Heinz: yes, a rally above par. this has already happened once in ST Japanese debt paper. and yes, it seems a lot of risk with little reward - i wouldn't do it. but i think it's significant that there are investors prepared to do it - it says a lot about the outlook for Japan's economy and its deflationary spiral. regarding taxation of cash, that would rally this type of paper for sure. and it may well be something they are considering - there's already a Fed paper out that proposed just such a 'solution' to the 'deflation problem' (the quote marks are to indicate that i neither think this is a solution, nor do i think deflation is a problem. i think things getting cheaper is just great. but then, i'm not up to my eyeballs in debt. nor am i a banker profiting from inflation. it's a problem for the system, such as it is, but then it's at its core a fraudulent system). ============================================================== Mish: "Deflation pulsing from China" China is flooding the globe with supply at a time when global demand is, shall we say, less than vibrant. The juggernaut of the Chinese low-cost manufacturing machine, coupled with a currency that is at rock bottom, is crushing and threatening industry after industry throughout any country in its wake. This extreme competitive pricing pressure seen as a boon for shoppers is also hollowing out said shoppers' job base. Wal-Mart should be so proud. Oh, sorry. I forgot. It's not the $0.10 an hour labor that makes Wal-Mart so "competitive," it's their technological and logistical prowess; they would have us believe. And Santa should be here any day now. Message 20863832
Heinz: at some point China will experience a crisis (its 1929, if you will, or perhaps its '98 would be a better analogy...). considering all we know, it seems obvious that there has been a lot of credit induced malinvestment that will have to be liquidated at some point. when that happens i'll be buying with both hands... ============================================================= Mish: Arnold already $8B in the hole SACRAMENTO - The state budget Gov. Arnold Schwarzenegger proposes in January will show that the shortfall has worsened substantially in recent months, administration sources say, and will force him to propose deeper spending cuts than previously expected.
The ballooning gap reflects Schwarzenegger's limited success at reining in spending.
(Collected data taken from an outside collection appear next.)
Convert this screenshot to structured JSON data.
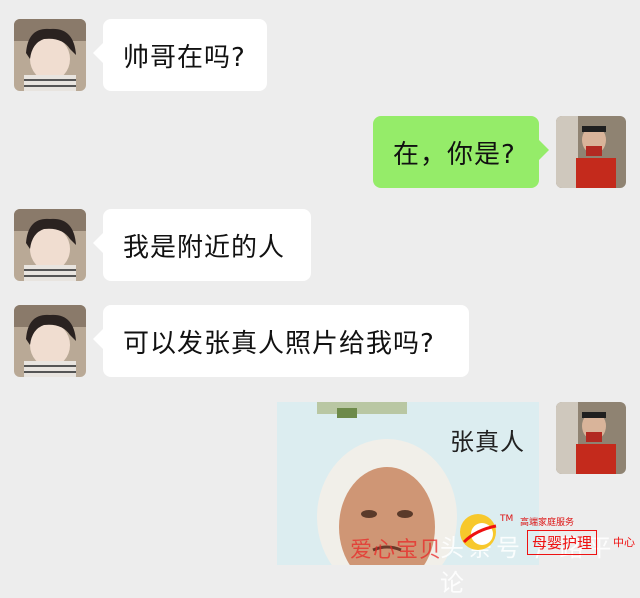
{
  "messages": [
    {
      "sender": "contact",
      "text": "帅哥在吗?"
    },
    {
      "sender": "self",
      "text": "在，你是?"
    },
    {
      "sender": "contact",
      "text": "我是附近的人"
    },
    {
      "sender": "contact",
      "text": "可以发张真人照片给我吗?"
    },
    {
      "sender": "self",
      "type": "sticker",
      "caption": "张真人"
    }
  ],
  "watermark": {
    "tm": "TM",
    "service": "高端家庭服务",
    "brand": "爱心宝贝",
    "center": "母婴护理",
    "suffix": "中心"
  },
  "overlay": "头条号 / 路平论",
  "colors": {
    "background": "#ededed",
    "incoming_bubble": "#ffffff",
    "outgoing_bubble": "#95ec69"
  }
}
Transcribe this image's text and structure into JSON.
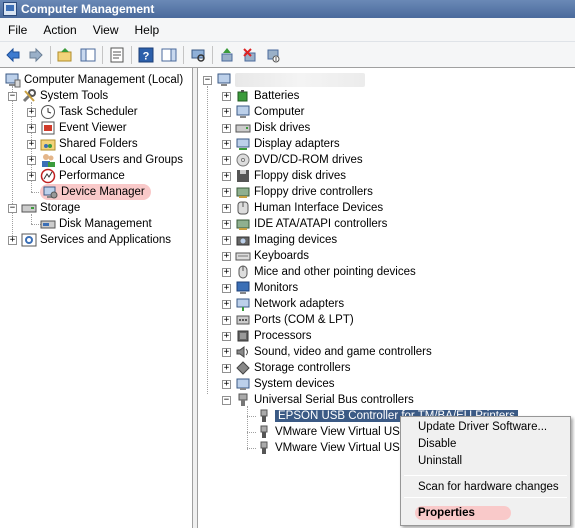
{
  "window": {
    "title": "Computer Management"
  },
  "menu": [
    "File",
    "Action",
    "View",
    "Help"
  ],
  "toolbar_icons": [
    "back-arrow-icon",
    "forward-arrow-icon",
    "up-folder-icon",
    "show-hide-tree-icon",
    "properties-icon",
    "help-icon",
    "show-action-pane-icon",
    "scan-hardware-icon",
    "update-driver-icon",
    "uninstall-icon",
    "disable-icon"
  ],
  "left_tree": {
    "root": "Computer Management (Local)",
    "system_tools": "System Tools",
    "task_scheduler": "Task Scheduler",
    "event_viewer": "Event Viewer",
    "shared_folders": "Shared Folders",
    "local_users": "Local Users and Groups",
    "performance": "Performance",
    "device_manager": "Device Manager",
    "storage": "Storage",
    "disk_management": "Disk Management",
    "services": "Services and Applications"
  },
  "devices": [
    {
      "label": "Batteries",
      "icon": "battery-icon"
    },
    {
      "label": "Computer",
      "icon": "computer-icon"
    },
    {
      "label": "Disk drives",
      "icon": "disk-drive-icon"
    },
    {
      "label": "Display adapters",
      "icon": "display-adapter-icon"
    },
    {
      "label": "DVD/CD-ROM drives",
      "icon": "dvd-icon"
    },
    {
      "label": "Floppy disk drives",
      "icon": "floppy-icon"
    },
    {
      "label": "Floppy drive controllers",
      "icon": "floppy-controller-icon"
    },
    {
      "label": "Human Interface Devices",
      "icon": "hid-icon"
    },
    {
      "label": "IDE ATA/ATAPI controllers",
      "icon": "ide-icon"
    },
    {
      "label": "Imaging devices",
      "icon": "camera-icon"
    },
    {
      "label": "Keyboards",
      "icon": "keyboard-icon"
    },
    {
      "label": "Mice and other pointing devices",
      "icon": "mouse-icon"
    },
    {
      "label": "Monitors",
      "icon": "monitor-icon"
    },
    {
      "label": "Network adapters",
      "icon": "network-icon"
    },
    {
      "label": "Ports (COM & LPT)",
      "icon": "port-icon"
    },
    {
      "label": "Processors",
      "icon": "processor-icon"
    },
    {
      "label": "Sound, video and game controllers",
      "icon": "sound-icon"
    },
    {
      "label": "Storage controllers",
      "icon": "storage-controller-icon"
    },
    {
      "label": "System devices",
      "icon": "system-devices-icon"
    },
    {
      "label": "Universal Serial Bus controllers",
      "icon": "usb-icon"
    }
  ],
  "usb_children": [
    "EPSON USB Controller for TM/BA/EU Printers",
    "VMware View Virtual USB Hub",
    "VMware View Virtual USB Hub"
  ],
  "context_menu": {
    "update": "Update Driver Software...",
    "disable": "Disable",
    "uninstall": "Uninstall",
    "scan": "Scan for hardware changes",
    "properties": "Properties"
  }
}
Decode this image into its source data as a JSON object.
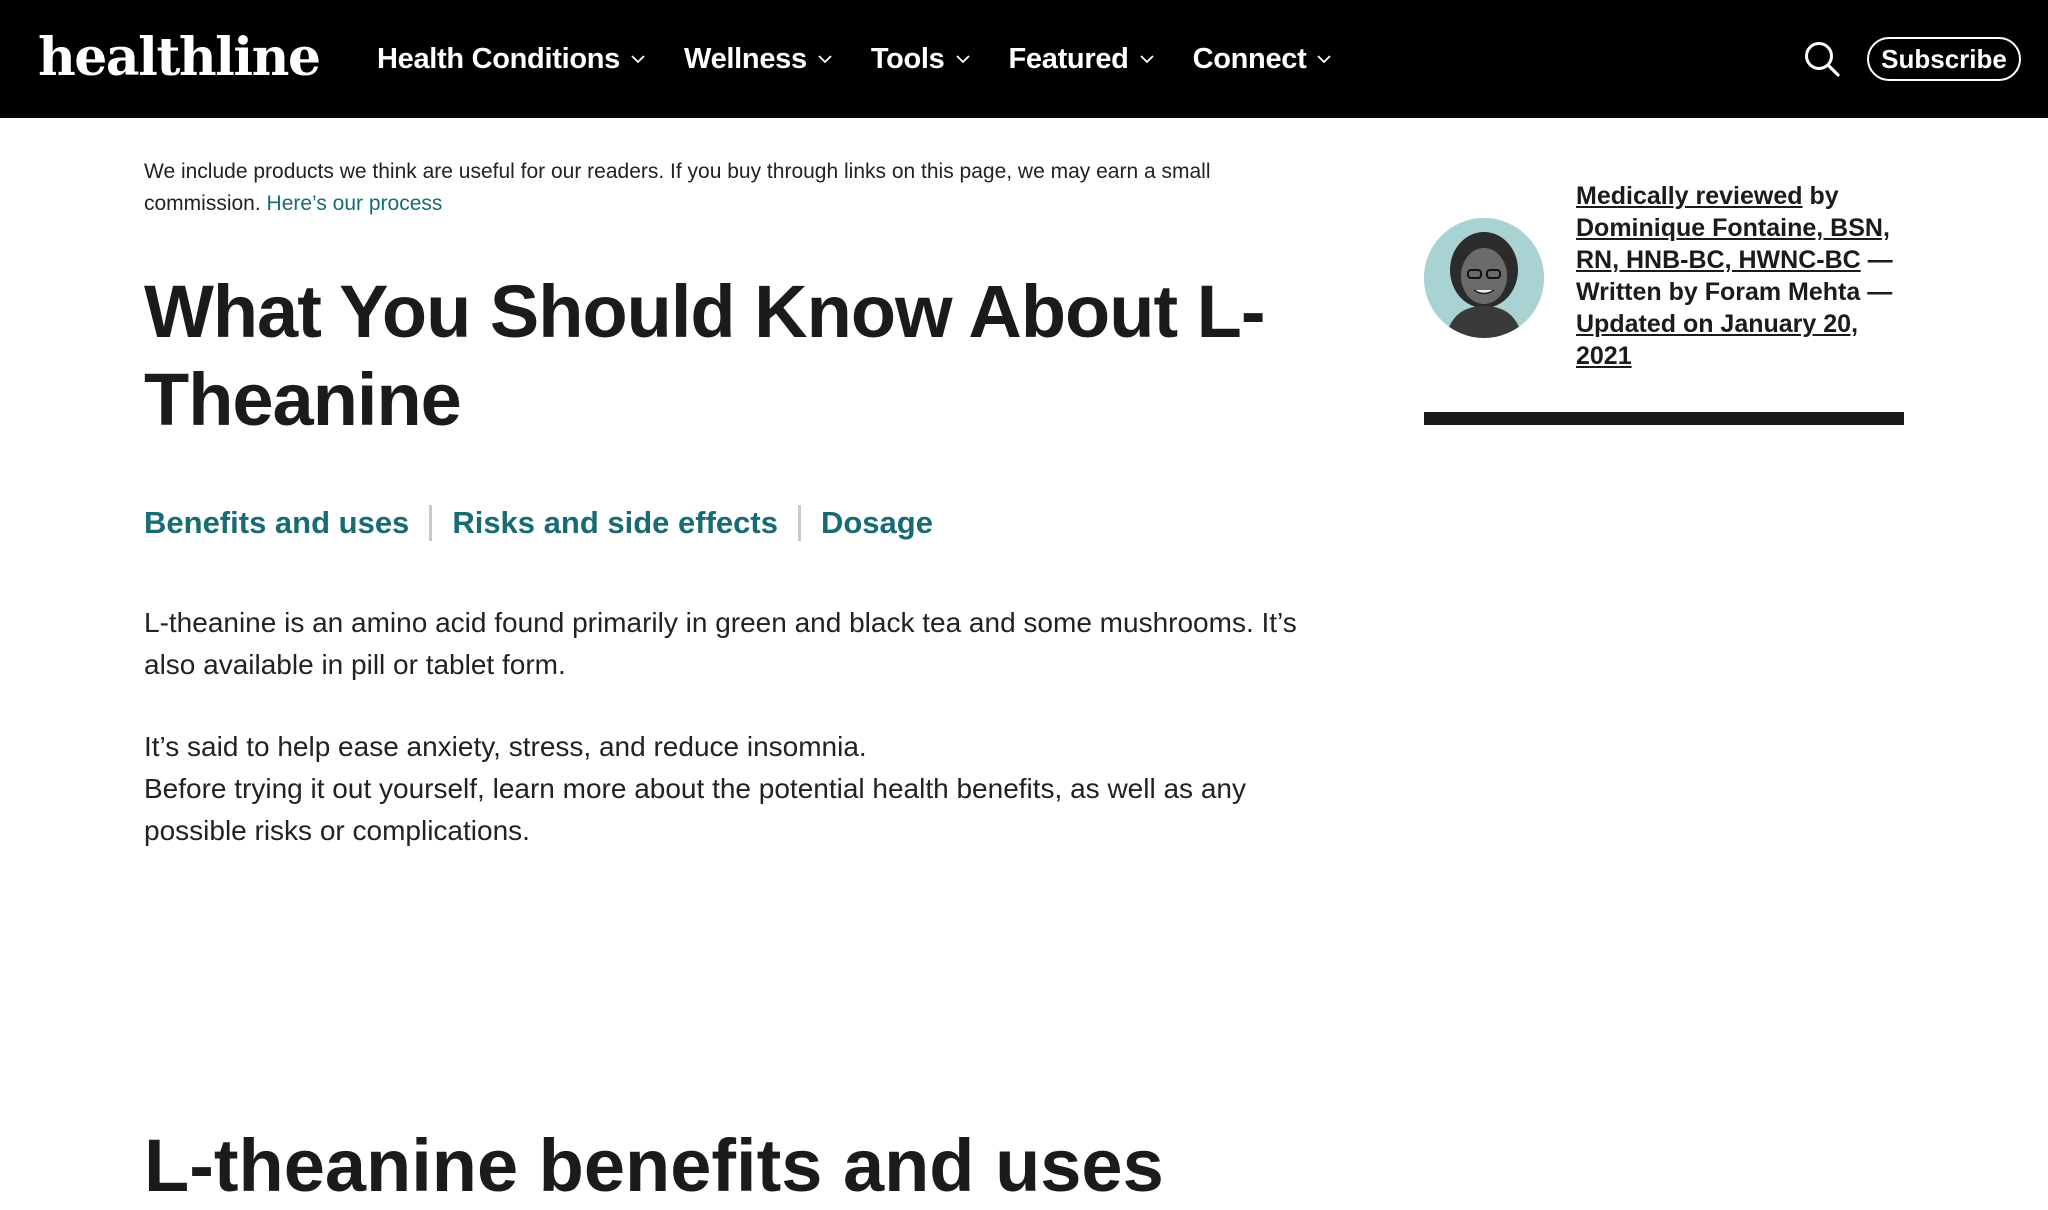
{
  "header": {
    "logo": "healthline",
    "nav": [
      "Health Conditions",
      "Wellness",
      "Tools",
      "Featured",
      "Connect"
    ],
    "subscribe_label": "Subscribe"
  },
  "disclaimer": {
    "text": "We include products we think are useful for our readers. If you buy through links on this page, we may earn a small commission. ",
    "link": "Here’s our process"
  },
  "article": {
    "title": "What You Should Know About L-Theanine",
    "jump_links": [
      "Benefits and uses",
      "Risks and side effects",
      "Dosage"
    ],
    "paragraph_1": "L-theanine is an amino acid found primarily in green and black tea and some mushrooms. It’s also available in pill or tablet form.",
    "paragraph_2a": "It’s said to help ease anxiety, stress, and reduce insomnia.",
    "paragraph_2b": "Before trying it out yourself, learn more about the potential health benefits, as well as any possible risks or complications.",
    "section_heading": "L-theanine benefits and uses"
  },
  "byline": {
    "reviewed_label": "Medically reviewed",
    "by": " by ",
    "reviewer": "Dominique Fontaine, BSN, RN, HNB-BC, HWNC-BC",
    "written": " — Written by Foram Mehta — ",
    "updated": "Updated on January 20, 2021"
  },
  "colors": {
    "accent_teal": "#176b73",
    "nav_background": "#000000",
    "text": "#1b1b1b"
  },
  "icons": {
    "search": "search-icon",
    "dropdown": "chevron-down-icon"
  }
}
State prisons are over budget, Indian casinos are generating less cash than expected and the governor's proposal to raise $460 million by diverting a share of punitive damages from civil lawsuits to the state has fallen flat. And a plan to borrow $800 million to pay the state's contribution into the pension fund for its workers is tied up in court.
In all, the projected shortfall has grown to at least $8 billion, say administration officials who asked not to be named. That's $1.3 billion more than was projected last month by the nonpartisan legislative analyst's office, which lawmakers look to on budget matters. more... latimes.com
Heinz: are they broke again, or are they STILL broke? did anyone expect the terminator to perform miracles? the interesting thing about this is that it shows California's economy remains in a slump - otherwise rising tax revenues would have bailed 'em out.